The risk to your digital reputation is high. The opportunity to cyber bully is elevated. The attack on cyber safety is raised. A photo arrives on your phone, you have 7 seconds to view it and it disappears into thin air. You can’t take a screen shot, you can’t save it, you can’t use it as evidence. With the new, month old,
Snapchat App, photos can be sent and timed to automatically delete from the receiver’s account at a time designated by the sender. The cynical amongst us might wonder if programmers have identified a niche market and are exploiting it. The demographic could at best be labelled the impetuous teen and at worst the mean teen. This app, available on mobile devicces allows the account holder to select a photo, designate a period of time that it can be viewed and send it. The receiver has only the designated time to view it and then the photo disappears. It is hard to think of positive uses for this app and sadly equally easy to imagine the worst. On a positive note it is intended that by using Snapchat a photo cannot be shared.
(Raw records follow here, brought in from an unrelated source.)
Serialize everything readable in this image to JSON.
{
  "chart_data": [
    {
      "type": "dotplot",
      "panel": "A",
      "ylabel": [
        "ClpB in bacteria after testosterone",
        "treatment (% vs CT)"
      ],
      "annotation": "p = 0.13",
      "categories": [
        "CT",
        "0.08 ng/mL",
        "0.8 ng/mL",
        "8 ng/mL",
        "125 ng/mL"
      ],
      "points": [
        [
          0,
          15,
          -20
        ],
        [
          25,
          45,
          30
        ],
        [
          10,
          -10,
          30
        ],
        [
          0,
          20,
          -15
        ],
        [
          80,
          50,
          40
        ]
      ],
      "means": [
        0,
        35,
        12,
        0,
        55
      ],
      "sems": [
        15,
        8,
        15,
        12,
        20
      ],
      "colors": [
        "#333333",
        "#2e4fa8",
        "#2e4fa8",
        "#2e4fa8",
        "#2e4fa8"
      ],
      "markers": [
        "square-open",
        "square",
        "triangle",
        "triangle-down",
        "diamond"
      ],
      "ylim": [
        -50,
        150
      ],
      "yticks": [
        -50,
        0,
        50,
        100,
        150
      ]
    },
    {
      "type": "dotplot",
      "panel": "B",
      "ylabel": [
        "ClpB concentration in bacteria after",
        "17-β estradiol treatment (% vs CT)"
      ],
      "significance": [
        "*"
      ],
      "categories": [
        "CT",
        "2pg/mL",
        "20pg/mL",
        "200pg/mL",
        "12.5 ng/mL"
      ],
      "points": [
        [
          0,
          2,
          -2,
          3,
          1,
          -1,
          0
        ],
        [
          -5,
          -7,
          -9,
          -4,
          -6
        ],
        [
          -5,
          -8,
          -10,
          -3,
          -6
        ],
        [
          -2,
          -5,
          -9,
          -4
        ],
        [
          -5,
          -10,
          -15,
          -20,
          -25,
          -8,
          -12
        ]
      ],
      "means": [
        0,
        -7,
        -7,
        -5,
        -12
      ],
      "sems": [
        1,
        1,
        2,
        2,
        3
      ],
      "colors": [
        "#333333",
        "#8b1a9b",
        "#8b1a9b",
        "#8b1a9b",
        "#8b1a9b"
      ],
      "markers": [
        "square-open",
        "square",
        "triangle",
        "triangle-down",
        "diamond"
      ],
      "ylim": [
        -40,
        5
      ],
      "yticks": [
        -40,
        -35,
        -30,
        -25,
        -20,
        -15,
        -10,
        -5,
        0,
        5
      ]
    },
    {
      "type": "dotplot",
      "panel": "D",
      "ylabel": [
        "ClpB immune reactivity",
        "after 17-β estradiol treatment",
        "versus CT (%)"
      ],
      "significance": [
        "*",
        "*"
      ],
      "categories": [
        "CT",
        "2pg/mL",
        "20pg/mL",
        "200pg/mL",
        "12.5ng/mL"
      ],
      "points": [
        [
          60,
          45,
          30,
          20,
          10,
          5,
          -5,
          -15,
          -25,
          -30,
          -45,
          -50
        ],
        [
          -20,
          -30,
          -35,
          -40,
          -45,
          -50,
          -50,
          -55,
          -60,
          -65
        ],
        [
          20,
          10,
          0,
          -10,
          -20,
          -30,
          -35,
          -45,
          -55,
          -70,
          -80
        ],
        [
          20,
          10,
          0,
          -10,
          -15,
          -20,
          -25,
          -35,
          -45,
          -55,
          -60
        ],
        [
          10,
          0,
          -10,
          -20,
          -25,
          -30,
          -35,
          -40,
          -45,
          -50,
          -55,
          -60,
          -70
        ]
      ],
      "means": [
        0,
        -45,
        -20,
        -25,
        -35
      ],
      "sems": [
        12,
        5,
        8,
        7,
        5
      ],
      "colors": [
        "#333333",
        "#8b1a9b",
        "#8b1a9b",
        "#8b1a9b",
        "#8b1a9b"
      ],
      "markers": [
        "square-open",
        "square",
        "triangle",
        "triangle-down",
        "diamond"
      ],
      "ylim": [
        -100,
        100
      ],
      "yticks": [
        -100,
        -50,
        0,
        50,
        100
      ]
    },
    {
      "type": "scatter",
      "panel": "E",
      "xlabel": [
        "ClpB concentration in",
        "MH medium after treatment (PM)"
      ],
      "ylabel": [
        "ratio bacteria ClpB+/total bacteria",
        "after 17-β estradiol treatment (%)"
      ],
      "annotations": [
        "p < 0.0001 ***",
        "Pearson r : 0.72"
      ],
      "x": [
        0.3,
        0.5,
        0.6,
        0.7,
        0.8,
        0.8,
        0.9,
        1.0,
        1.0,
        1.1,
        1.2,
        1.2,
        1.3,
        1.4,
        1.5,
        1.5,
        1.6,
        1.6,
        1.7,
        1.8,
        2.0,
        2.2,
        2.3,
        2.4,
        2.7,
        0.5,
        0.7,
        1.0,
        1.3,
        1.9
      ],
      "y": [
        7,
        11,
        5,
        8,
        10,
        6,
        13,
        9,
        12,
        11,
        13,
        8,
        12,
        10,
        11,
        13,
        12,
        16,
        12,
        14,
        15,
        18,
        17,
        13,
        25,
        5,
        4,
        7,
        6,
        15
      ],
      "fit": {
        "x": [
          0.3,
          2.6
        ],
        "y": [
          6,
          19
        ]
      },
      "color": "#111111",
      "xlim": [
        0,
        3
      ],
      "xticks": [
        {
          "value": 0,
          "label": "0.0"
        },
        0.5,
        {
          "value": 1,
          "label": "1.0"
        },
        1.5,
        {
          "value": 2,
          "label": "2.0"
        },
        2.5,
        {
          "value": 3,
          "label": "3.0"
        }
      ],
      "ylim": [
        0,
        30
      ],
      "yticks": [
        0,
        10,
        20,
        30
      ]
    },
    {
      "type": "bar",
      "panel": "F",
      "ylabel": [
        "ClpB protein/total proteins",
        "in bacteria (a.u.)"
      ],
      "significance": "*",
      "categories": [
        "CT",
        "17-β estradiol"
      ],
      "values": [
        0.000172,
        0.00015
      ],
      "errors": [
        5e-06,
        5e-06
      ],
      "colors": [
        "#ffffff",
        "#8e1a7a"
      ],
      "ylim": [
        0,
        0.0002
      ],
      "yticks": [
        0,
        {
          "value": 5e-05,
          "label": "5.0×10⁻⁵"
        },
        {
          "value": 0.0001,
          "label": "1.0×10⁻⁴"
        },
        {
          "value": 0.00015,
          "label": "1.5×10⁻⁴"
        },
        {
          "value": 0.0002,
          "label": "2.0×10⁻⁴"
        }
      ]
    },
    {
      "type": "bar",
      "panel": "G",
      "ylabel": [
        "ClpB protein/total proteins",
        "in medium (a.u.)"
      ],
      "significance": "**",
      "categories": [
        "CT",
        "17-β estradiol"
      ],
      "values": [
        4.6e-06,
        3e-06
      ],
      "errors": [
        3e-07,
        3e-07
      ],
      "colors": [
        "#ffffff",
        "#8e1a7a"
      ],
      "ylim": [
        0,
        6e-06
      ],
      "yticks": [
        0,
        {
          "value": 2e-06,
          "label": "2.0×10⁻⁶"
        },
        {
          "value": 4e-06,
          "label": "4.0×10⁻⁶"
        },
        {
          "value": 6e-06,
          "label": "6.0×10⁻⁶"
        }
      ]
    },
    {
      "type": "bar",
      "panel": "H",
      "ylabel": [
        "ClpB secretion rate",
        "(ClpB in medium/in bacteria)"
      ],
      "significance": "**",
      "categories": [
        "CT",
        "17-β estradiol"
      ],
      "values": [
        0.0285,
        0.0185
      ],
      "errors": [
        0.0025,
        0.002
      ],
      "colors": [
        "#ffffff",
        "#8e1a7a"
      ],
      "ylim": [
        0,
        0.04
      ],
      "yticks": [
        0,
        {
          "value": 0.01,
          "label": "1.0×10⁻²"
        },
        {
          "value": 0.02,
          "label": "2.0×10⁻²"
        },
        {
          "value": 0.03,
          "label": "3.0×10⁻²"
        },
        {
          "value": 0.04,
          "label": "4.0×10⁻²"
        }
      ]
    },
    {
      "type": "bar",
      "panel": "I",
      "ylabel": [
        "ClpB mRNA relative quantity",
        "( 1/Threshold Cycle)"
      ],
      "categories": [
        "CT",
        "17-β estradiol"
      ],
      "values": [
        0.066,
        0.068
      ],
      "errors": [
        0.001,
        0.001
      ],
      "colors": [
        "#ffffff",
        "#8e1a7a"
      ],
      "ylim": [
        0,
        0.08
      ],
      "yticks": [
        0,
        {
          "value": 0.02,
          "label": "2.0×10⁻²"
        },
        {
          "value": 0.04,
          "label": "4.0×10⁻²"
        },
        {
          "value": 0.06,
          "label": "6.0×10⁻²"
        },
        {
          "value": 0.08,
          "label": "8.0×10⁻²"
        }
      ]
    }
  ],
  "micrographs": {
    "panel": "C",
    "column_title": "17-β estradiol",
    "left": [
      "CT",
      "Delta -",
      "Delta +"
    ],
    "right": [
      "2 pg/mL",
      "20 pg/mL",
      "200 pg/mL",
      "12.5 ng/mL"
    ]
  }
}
However 110 million photos have been sent and while it seems that it is impossible to take a screen shot, another camera device can take a pic of the screen and more ominously Snapchat has recently updated its disclaimer policy to state that while it attempts to ensure that photos are immediately erased from its servers:
‘it cannot guarantee that the message data will be deleted in every case…..Messages, therefore, are sent at the risk of the user.’